New app technology can tell your partner whether his swimmers are ready for babymaking. Plus, you get a keepsake vid! (No really, you do.)
So you've been trying to conceive for a while, but it's just not happening. You've tried ovulation predictor kits. Your partner may have even bought a sperm count kit—but, the ones currently on the market only test how many sperm there are, not how well they move. That all changes in January, when the first FDA-approved test using a smartphone app to not only count sperm but see how well they swim goes on the market in the U.S.
How does it work?
The YO Sperm Test uses an app and a mini-microscope "clip" that goes on the top of your phone, allowing the device to access your phone's light, focus and recording capabilities. Then you prepare the sample on a slide (kind of like in high school biology class), stick it into the clip, and in two minutes you'll actually be able to see the moving sperm on your phone's screen. In another minute or so, the test results will be ready—and while you wait, the app provides some cheeky "sperm trivia" to lighten the mood. The video and results are then recorded in the app.
Is it accurate?
"Extensive testing has been performed on the YO Home Sperm Test—over four years to be exact," Marcia Deutsch, CEO of Medical Electronic Systems, the parent company of YO Sperm Test and producer of commercial-grade semen analyzers for major labs, tells Fit Pregnancy. "The technology is able to read the sperm sample 99 percent of the time, as long as the instructions are followed. [If it can read the test] the results are more than 97 percent accurate based on FDA studies of 316 participants."
Because it's an over-the-counter product, Deutsch says the test can't reveal actual values, but rather gives a reading of "low" or "moderate/normal" based on World Health Organization (WHO) guidelines for sperm motility (how well they move) and concentration (how many there are). The test reports a composite of these two parameters called "motile sperm concentration," or the number of moving sperm.
Although three in one hundred cases reported moderate/normal instead of an actual low result in the FDA studies, Deutsch says that number is reduced by the fact that the YO kit contains two tests. "The consumer should run both, as it is a known fact that sperm values change over time based on many factors," like going in a hot tub, she says. So, the second test should be run one to two weeks later. "Additionally, the video of the sperm sample is a good reference for the consumer or a physician to look at for further information."
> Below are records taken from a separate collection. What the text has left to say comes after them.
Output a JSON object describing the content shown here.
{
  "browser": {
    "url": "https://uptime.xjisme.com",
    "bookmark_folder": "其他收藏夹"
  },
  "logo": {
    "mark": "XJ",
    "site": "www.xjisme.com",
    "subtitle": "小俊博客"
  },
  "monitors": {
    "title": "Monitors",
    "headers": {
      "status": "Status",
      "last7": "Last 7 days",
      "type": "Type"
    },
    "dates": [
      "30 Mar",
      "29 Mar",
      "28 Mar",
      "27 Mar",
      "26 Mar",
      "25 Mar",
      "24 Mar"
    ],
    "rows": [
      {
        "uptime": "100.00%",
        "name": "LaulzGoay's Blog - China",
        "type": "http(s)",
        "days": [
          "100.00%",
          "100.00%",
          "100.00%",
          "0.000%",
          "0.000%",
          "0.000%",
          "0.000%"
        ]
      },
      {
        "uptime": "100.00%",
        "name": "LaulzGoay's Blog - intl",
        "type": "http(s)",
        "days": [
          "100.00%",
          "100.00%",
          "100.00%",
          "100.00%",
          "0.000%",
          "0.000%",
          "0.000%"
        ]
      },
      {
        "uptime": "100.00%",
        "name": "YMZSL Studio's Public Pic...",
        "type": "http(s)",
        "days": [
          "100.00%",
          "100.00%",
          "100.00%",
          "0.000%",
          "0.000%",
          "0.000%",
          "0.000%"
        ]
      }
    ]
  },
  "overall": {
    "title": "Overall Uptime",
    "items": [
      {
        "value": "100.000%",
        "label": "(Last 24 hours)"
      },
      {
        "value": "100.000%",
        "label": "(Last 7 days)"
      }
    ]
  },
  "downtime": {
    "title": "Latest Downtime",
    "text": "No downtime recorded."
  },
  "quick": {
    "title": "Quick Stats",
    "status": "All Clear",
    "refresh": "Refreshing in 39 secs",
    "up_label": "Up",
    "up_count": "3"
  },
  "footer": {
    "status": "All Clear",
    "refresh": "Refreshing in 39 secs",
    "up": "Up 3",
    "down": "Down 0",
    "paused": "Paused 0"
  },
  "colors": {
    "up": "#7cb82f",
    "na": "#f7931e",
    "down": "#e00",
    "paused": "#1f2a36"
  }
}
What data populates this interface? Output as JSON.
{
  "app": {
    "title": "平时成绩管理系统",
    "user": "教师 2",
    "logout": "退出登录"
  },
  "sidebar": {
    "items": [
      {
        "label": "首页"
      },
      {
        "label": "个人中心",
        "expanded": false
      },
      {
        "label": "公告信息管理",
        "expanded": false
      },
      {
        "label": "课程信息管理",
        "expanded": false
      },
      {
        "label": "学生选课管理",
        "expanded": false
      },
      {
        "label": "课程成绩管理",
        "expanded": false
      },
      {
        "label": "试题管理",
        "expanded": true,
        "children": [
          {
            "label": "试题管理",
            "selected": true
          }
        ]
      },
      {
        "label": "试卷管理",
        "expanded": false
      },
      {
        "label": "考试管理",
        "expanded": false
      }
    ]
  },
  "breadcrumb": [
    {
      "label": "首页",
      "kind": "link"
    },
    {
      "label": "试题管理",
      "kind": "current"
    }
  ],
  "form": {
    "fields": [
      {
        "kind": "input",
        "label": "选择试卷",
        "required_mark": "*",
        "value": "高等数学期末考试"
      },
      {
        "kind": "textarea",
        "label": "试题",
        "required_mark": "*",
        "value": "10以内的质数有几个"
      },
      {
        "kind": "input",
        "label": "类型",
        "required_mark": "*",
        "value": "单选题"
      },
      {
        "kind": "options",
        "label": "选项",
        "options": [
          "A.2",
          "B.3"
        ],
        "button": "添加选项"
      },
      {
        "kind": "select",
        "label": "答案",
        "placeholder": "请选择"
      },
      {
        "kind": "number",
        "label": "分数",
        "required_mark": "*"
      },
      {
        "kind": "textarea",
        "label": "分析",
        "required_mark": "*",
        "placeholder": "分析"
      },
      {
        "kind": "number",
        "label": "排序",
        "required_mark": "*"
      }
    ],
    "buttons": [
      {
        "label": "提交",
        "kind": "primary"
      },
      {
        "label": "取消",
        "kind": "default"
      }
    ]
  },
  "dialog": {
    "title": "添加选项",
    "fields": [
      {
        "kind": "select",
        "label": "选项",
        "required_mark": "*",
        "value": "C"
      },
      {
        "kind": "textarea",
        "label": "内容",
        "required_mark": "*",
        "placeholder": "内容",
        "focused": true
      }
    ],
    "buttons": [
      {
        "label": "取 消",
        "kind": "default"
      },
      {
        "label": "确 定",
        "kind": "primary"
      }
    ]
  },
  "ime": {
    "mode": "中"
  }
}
What do you do with a "low" result?
As with any home test, the YO kit is just the first step in figuring out if you have a fertility issue. So if your partner's results come back low, he should have a test done in a fertility clinic to confirm the results. There is additionally one more piece to the sperm puzzle—morphology, which is how many normally shaped sperm there are—that your doctor will want to look at as well. Even if you've done all the home tests and they've come back normal, see a doctor if you haven't conceived in one year, or six months if you're over 35.
The YO Sperm Test retails for $49.95 (the accompanying app is free) and will be available January 1.